I'm not sure. I don't have a sense of what output you would want. I think it would need a lot of specification in order to see how you'd implement it. The CommonMark spec says that Hello **Goodbye* is perfectly legal markdown text. There is no sense of an error, or recovery. If you want to write "Hello " followed by "Goodbye*" in italic, this markdown text is precisely how you'd do it. 🤷

But maybe the CommonMark examples can give us examples of what you're going for, in a "user is typing" mode. I can look at adjacent examples of "This text would render as this syntax, but this text would not." Like for ATX headings, examples 71, 72, and 73 show that you can include a closing sequence of delimiters, like ## foo ##. Then example 75 shows that the closing delimiter must be preceded by one whitespace, so in # foo#, you don't render a heading at all. CommonMark specifies this is rendered as <h1>foo#</h1>. It sounds like you would rather not render as a heading, and just render # foo# as text, in a "user is typing" mode.

Or example 79 shows that an empty ATX heading, like ## should be rendered as an empty heading, like <h2></h2>. You might want this to instead render as ## in a "user is typing" mode? There are a lot of considerations, and I think a lot of details and case-by-case rules, for what you're going for.

matthew-carroll commented 3 months ago

I do want to clarify that there are definitely a variety of legal Markdown tokens that are ignored under certain circumstances by these various apps. So the parsing goals that I'm implementing aren't really about legal vs erroneous syntax. Instead, it's about the UX of typing Markdown as you go.

UX considerations

The fully isolated style cases are handled as expected in other apps, e.g., **bold** and *italics*. But here are some as-you-type Markdown serializations that I've observed in Notion and Linear.

"**this*" -> no style is applied

"**this* and *that*" -> changes to "**this* and that" with "that" in italics

Then, taking the above "**this* and that with italics, and typing another two trailing "*" results in: `"this and that"` with the whole thing bold and "that" still in italics.

From a holistic parsing perspective, these examples likely seem strange. Sometimes a legal syntax is applied and other times it's not. But when you're the person typing the syntax the desired rules are a bit different. For example, as I mentioned in the original post, when you're typing out the characters "**bold**" you must first type "**bold*" which would greedily turn "bold" into italics and lop off a pair of "*", which the user doesn't want.

Performance

Performance may also be noteworthy here. Given that this parsing is taking place as the user types, it's probably not possible to re-parse the whole document on every edit.

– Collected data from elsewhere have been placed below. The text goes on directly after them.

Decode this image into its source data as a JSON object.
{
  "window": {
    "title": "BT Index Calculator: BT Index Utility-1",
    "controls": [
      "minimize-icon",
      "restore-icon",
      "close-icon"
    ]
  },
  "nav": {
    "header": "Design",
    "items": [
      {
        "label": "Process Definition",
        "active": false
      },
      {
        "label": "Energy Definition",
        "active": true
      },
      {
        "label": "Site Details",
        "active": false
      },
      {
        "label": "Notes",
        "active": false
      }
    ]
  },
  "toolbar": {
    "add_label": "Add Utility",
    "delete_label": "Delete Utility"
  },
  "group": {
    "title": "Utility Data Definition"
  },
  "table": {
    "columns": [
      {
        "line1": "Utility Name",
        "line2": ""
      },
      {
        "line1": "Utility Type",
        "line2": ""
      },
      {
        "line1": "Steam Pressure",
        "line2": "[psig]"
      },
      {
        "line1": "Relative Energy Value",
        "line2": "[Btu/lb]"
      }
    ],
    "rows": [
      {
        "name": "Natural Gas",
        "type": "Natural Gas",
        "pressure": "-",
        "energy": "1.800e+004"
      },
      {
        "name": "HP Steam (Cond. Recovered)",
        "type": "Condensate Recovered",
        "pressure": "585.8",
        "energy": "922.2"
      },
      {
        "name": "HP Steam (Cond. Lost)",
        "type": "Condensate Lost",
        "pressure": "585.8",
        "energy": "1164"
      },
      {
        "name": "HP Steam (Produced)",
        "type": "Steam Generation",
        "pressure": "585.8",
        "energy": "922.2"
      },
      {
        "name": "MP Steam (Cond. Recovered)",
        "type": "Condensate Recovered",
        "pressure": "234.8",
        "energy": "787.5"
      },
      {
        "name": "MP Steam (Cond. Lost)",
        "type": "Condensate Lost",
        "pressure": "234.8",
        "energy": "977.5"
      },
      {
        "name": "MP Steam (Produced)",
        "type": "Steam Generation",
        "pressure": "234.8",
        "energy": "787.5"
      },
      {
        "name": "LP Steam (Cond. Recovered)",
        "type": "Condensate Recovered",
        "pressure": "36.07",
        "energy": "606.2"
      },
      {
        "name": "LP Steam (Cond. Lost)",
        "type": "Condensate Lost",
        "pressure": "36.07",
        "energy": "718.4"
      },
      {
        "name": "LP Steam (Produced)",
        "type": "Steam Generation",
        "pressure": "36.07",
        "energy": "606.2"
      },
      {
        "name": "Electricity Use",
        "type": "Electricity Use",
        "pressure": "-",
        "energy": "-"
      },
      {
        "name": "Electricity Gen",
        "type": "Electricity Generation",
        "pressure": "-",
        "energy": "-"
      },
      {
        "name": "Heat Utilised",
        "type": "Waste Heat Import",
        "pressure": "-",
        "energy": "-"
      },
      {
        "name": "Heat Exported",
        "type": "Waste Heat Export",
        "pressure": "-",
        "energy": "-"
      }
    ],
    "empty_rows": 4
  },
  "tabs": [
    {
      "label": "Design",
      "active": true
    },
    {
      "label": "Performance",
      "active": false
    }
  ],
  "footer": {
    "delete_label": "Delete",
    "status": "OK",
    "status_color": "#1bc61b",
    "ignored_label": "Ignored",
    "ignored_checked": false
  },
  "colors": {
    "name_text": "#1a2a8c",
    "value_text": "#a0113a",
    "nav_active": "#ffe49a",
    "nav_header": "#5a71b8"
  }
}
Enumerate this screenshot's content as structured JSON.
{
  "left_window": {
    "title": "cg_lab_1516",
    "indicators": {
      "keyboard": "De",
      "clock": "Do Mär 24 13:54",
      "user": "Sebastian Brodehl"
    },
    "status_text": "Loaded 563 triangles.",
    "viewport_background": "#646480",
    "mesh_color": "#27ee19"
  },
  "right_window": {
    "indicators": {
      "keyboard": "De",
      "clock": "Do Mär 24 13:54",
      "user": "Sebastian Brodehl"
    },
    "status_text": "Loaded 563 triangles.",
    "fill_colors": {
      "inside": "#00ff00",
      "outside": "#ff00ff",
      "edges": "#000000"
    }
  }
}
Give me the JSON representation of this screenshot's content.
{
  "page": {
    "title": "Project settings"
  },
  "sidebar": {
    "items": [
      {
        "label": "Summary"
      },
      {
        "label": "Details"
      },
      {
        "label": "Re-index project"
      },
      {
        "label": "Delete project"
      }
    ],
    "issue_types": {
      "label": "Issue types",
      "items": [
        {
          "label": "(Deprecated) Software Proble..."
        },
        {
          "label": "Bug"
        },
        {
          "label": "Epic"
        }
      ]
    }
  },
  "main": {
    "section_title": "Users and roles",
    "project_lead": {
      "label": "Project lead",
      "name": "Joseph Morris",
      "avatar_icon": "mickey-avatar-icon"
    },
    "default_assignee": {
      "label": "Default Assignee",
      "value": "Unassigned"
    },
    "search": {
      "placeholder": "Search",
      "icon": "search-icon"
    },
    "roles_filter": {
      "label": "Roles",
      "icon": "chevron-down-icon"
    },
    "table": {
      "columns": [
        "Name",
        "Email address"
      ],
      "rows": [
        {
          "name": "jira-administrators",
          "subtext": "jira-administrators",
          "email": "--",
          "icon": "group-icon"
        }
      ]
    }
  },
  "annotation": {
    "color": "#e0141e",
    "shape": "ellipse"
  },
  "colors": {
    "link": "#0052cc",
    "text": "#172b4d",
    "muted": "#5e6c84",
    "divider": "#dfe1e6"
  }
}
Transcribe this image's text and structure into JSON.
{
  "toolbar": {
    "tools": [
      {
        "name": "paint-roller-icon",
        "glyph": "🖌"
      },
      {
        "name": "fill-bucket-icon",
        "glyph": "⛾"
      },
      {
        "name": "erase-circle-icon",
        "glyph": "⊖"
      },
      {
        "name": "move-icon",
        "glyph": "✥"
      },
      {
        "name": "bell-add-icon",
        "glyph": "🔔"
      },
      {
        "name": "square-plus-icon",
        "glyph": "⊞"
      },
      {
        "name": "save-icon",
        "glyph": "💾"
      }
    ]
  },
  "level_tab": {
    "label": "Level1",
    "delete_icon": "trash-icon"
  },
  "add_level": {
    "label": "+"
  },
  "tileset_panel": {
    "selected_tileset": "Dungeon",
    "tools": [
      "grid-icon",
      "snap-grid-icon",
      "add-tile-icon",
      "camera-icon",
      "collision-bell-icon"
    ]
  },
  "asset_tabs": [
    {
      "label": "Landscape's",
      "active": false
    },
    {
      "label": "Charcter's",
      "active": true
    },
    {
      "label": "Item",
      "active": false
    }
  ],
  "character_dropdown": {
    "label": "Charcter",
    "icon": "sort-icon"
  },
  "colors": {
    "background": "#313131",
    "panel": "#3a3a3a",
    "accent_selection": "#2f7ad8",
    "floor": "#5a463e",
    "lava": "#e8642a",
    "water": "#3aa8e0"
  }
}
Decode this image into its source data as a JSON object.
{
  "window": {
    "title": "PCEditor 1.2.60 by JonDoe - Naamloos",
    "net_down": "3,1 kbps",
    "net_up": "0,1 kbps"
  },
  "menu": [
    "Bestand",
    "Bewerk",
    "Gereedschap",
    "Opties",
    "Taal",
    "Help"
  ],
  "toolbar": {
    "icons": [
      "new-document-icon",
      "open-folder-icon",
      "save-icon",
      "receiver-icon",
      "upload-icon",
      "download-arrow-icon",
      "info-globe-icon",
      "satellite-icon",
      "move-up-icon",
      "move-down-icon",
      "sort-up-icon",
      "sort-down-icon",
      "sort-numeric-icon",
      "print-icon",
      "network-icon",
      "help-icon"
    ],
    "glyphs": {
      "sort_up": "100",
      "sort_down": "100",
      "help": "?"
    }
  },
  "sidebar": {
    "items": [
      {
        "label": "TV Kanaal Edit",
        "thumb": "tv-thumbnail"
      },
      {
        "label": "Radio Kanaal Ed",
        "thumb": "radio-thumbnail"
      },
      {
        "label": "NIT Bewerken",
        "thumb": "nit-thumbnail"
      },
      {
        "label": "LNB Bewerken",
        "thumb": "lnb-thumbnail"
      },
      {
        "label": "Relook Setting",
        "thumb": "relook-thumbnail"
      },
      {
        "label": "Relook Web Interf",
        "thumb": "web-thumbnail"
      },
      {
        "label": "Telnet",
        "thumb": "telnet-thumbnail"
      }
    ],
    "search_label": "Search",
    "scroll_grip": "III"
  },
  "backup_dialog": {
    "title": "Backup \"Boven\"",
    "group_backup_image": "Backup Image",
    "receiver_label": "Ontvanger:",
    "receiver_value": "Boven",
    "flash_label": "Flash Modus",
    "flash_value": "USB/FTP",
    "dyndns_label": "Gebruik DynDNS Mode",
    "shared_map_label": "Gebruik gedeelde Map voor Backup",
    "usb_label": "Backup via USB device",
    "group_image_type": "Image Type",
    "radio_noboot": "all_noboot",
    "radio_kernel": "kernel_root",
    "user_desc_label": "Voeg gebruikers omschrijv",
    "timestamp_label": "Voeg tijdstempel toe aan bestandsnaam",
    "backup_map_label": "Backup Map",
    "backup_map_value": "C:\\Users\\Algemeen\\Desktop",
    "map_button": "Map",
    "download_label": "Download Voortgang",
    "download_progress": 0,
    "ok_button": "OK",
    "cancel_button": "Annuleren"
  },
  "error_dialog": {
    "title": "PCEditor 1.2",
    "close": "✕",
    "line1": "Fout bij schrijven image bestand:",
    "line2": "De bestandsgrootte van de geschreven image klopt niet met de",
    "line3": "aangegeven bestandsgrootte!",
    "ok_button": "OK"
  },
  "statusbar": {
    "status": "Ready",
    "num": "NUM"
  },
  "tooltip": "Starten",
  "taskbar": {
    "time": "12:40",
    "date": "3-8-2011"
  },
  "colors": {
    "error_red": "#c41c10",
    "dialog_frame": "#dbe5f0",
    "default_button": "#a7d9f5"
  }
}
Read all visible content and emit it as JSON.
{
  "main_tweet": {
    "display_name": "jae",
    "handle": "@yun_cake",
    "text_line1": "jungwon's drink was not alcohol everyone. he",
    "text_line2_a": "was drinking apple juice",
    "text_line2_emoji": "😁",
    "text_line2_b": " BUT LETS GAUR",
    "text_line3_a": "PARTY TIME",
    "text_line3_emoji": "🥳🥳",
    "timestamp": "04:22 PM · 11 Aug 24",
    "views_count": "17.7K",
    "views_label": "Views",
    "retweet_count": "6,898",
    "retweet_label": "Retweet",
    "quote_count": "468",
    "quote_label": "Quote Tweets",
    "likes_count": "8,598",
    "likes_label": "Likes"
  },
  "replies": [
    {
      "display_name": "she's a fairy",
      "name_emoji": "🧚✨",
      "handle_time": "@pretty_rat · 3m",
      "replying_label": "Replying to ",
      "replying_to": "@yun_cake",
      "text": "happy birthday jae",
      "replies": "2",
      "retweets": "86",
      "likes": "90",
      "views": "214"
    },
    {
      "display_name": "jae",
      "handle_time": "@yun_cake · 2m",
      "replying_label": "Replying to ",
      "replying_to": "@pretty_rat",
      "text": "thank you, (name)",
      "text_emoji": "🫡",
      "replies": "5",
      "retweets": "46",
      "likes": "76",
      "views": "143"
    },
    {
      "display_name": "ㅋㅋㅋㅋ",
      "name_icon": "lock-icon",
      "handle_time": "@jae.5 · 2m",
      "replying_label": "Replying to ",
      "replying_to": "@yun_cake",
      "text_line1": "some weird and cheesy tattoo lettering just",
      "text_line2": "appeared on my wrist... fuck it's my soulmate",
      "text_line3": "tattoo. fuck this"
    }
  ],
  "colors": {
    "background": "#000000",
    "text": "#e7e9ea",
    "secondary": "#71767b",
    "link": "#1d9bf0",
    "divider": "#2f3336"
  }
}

For this reason, for example, I'm only implementing recognition of Markdown syntax within a single paragraph/node. I'm not considering something like bold "**" spanning across paragraphs (I do apply bold across paragraphs when full deserializing a document - but I don't look for it as the user types).

Second, even a single paragraph might be quite long, and might include a number of other styles and perhaps inline widget content. It may not be acceptable to re-parse even a full paragraph on every key stroke. But if a parser begins at a reported caret position and then only considers a closing style token immediately upstream from the caret, such as "bold*|", "italics|", "strikethrough~|", then the parser can quickly bail in most cases, and even in the nominal Markdown syntax case, the parser won't consume more than a dozen characters in the typical case.

Multiple Parsers

Given that these rules are not about legal vs erroneous Markdown syntax, it's very possible that apps will want different rules. One way to handle that in this package would be to build a few different parsers with different policies. Or, something like an UpstreamMarkdownParser could be introduced with appropriate hooks so that each app can configure it to reflect their desired rules.

As the User Types

To be clear about what I mean with "as the user types", I just mean a policy that understands a caret position within the text. It essentially means "hey parser, look upstream from offset X". So, to be clear, there's no suggestion in this proposal that this package have any knowledge of editing systems, such as the IME. It's just about who/when/where the parser does its work.